[andreareina]

Take a 3-bit counter:

    0->A
    1->B
    2->C
    3->A
    4->B
    5->C
    6->A
    7->B

A and B get hit three times while C only twice, so it will see 66% utilization compared to A and B

EDITED s/once/twice/ thanks CyberDildonics

[CyberDildonics]

while C only once

You listed C twice

[woodruffw]

That's a typo. You can still see they're correct about the ratio (two "C"s for every three "A"s and "B"s).

[manigandham]

There's no ratio. It's even across all of them, as long as the integer keeps incrementing.
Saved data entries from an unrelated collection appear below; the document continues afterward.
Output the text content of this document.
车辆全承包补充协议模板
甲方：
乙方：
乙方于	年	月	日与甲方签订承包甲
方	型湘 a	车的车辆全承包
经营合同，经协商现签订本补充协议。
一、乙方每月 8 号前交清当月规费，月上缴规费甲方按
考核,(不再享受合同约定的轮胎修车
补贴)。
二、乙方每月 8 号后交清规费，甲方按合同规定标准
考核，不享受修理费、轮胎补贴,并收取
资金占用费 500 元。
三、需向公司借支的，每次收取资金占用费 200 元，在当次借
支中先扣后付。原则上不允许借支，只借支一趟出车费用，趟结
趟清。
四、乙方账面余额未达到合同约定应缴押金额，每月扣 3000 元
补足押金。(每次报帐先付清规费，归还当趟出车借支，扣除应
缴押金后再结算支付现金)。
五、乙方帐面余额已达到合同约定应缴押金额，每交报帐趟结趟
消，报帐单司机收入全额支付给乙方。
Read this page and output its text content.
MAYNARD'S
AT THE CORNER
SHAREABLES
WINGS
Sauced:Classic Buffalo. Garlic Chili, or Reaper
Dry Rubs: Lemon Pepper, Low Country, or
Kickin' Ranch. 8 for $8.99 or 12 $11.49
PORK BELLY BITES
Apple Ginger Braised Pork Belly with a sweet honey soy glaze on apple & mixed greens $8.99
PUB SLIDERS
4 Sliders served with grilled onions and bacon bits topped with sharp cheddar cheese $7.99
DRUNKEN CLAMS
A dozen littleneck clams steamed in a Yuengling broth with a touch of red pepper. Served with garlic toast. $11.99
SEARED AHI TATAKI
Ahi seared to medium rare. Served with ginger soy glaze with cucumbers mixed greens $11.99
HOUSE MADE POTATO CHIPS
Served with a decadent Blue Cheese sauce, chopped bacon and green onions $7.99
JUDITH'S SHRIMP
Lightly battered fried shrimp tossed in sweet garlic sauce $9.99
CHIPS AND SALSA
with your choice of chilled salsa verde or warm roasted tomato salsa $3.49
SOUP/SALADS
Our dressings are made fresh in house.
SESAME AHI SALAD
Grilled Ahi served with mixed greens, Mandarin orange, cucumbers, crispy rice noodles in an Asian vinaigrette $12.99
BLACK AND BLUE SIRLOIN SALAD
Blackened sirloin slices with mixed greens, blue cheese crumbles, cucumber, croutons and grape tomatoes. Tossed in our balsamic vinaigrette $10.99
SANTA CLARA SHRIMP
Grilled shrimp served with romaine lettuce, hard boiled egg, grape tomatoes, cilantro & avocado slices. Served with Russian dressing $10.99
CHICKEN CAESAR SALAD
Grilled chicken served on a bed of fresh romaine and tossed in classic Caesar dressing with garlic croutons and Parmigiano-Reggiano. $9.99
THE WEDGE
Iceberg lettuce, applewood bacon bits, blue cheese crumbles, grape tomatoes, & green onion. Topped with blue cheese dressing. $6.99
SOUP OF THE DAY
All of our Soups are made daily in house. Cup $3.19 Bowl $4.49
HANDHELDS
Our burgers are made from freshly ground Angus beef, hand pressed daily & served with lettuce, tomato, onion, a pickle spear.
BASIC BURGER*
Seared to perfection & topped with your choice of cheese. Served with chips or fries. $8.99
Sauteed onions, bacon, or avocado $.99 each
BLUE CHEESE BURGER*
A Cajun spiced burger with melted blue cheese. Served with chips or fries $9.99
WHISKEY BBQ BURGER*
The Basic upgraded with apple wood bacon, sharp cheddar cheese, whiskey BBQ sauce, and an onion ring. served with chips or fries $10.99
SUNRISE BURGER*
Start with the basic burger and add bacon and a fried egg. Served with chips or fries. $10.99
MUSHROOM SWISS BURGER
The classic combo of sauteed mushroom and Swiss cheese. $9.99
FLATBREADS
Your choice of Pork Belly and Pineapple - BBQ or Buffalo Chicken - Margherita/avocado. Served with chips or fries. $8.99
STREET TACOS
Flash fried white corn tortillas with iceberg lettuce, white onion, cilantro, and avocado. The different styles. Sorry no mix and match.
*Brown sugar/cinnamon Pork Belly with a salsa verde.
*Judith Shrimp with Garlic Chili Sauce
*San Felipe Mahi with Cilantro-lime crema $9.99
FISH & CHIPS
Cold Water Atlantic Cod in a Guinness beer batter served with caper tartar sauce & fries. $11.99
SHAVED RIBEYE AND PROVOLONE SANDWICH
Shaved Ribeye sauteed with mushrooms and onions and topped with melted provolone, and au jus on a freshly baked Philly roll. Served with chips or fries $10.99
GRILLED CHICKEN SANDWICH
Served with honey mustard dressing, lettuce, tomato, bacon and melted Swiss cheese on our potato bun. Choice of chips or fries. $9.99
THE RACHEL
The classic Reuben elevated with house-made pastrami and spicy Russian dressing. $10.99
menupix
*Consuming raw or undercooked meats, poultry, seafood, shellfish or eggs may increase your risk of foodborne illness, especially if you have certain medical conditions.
One more number (9) instead of stopping at 8 and there would be an even spread.

[ahmedtd]

Not when the counter overflows back to 0. If it's a 3 bit counter, 0 is A again, not C.

[manigandham]

The comment says a 32-bit signed int. Where is the 3-bit assumption coming from?

[iforgotpassword]

The comment starts with that assumption for the sake of a concise example. do you expect them to write the whole sequence out using a 32bit counter? :-D

[andreareina]

Edited, thanks

[manigandham]

That doesn't change anything... it's still round robin. You just stopped at an arbitrary number of 8 integers instead of 9.

[lofatdairy]

It's not arbitrary, GP stated it was a 3 bit counter. In GGP (or something, not sure how far down in the thread we are), they were referring to a 32 bit int counter until overflow. If you bin each number from 0 to 2^32 - 1 by mod 3, you don't get 3 bins of equal sizes, 1 bin always comes out smaller.

[manigandham]

Smaller by a single number at most, it's effectively insignificant. Not sure where the 3-bit counter assumption came from as the original post said 32bit signed int.